She has simultaneously cared for her husband and campaigned for free personal care for under-65s suffering from dementia for more than five years.
And although her husband, Dundee United legend Frank Kopel, will soon hit the age where he qualifies for the benefits, defiant Amanda Kopel has vowed to keep her fight going.
Health Secretary Alex Neil met the couple at their Kirriemuir home on Thursday, where he experienced part of their daily routine and admitted carers need more support.
He said: “It’s been extremely informative and helped me to better understand the reasons behind Mrs Kopel’s campaign on dementia care. I’ll be carefully considering the points she has raised as we develop policy in this area.
“We have put significant effort into supporting carers over the past few years, but today has reaffirmed my view that we need to go further to ensure that carers receive the support they deserve.
“I will certainly be looking closely at the responses from the ongoing consultation on our proposals for new legislation to improve outcomes for carers and the loved ones they care for.”
Mrs Kopel described the meeting as “very positive” and said she was “amazed” at “compassionate” Mr Neil’s knowledge of the disease.
She said: “I’m amazed at the knowledge he (Mr Neil) has got about alzheimer’s. He’s a very compassionate man.
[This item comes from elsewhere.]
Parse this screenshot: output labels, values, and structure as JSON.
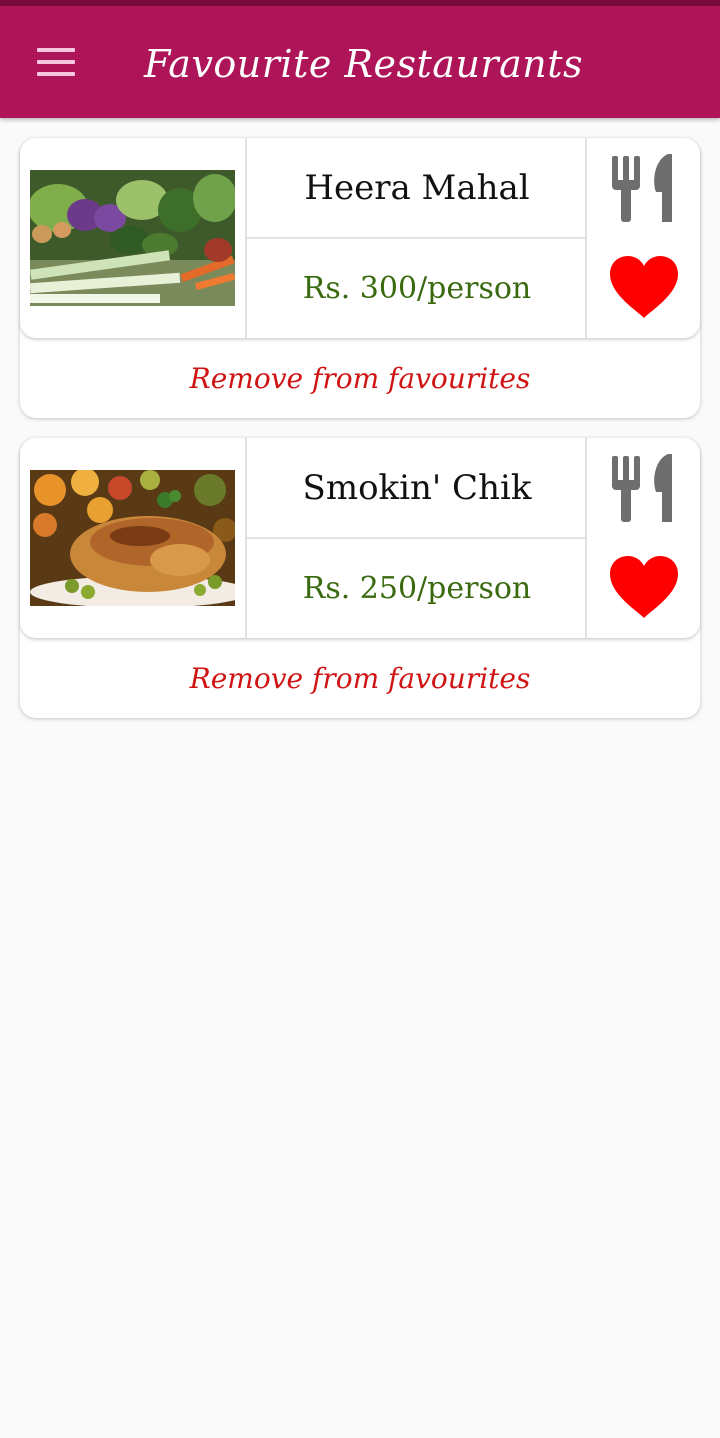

It was a very positive meeting.
“He’s going to address parliament and he’s certainly come up with quite a few things to help under-65s.
“It doesn’t matter if someone is 45 or 95, it’s still a horrible disease.
“At the moment, not only are we battling this horrible disease, we are battling officialdom.
“Frankie turns 65 next Friday but I’m not going to go away. I’m going to shout from the rooftops for the others.”
Frank, 64, who lifted the league cup twice during 10 years at Tannadice, was diagnosed with vascular dementia aged 59 and the couple were forced to leave their jobs and came to rely on council care services costing around £400 a month, despite only receiving just over £4 a day in state benefits.
After a meeting late last year, Mr Neil appeared to hand Mrs Kopel’s campaign a victory and said he may close the “loophole” that denies younger dementia sufferers free care.
Mrs Kopel added: “He’s pulling all the strings and I’m sure something positive is going to come out of it.”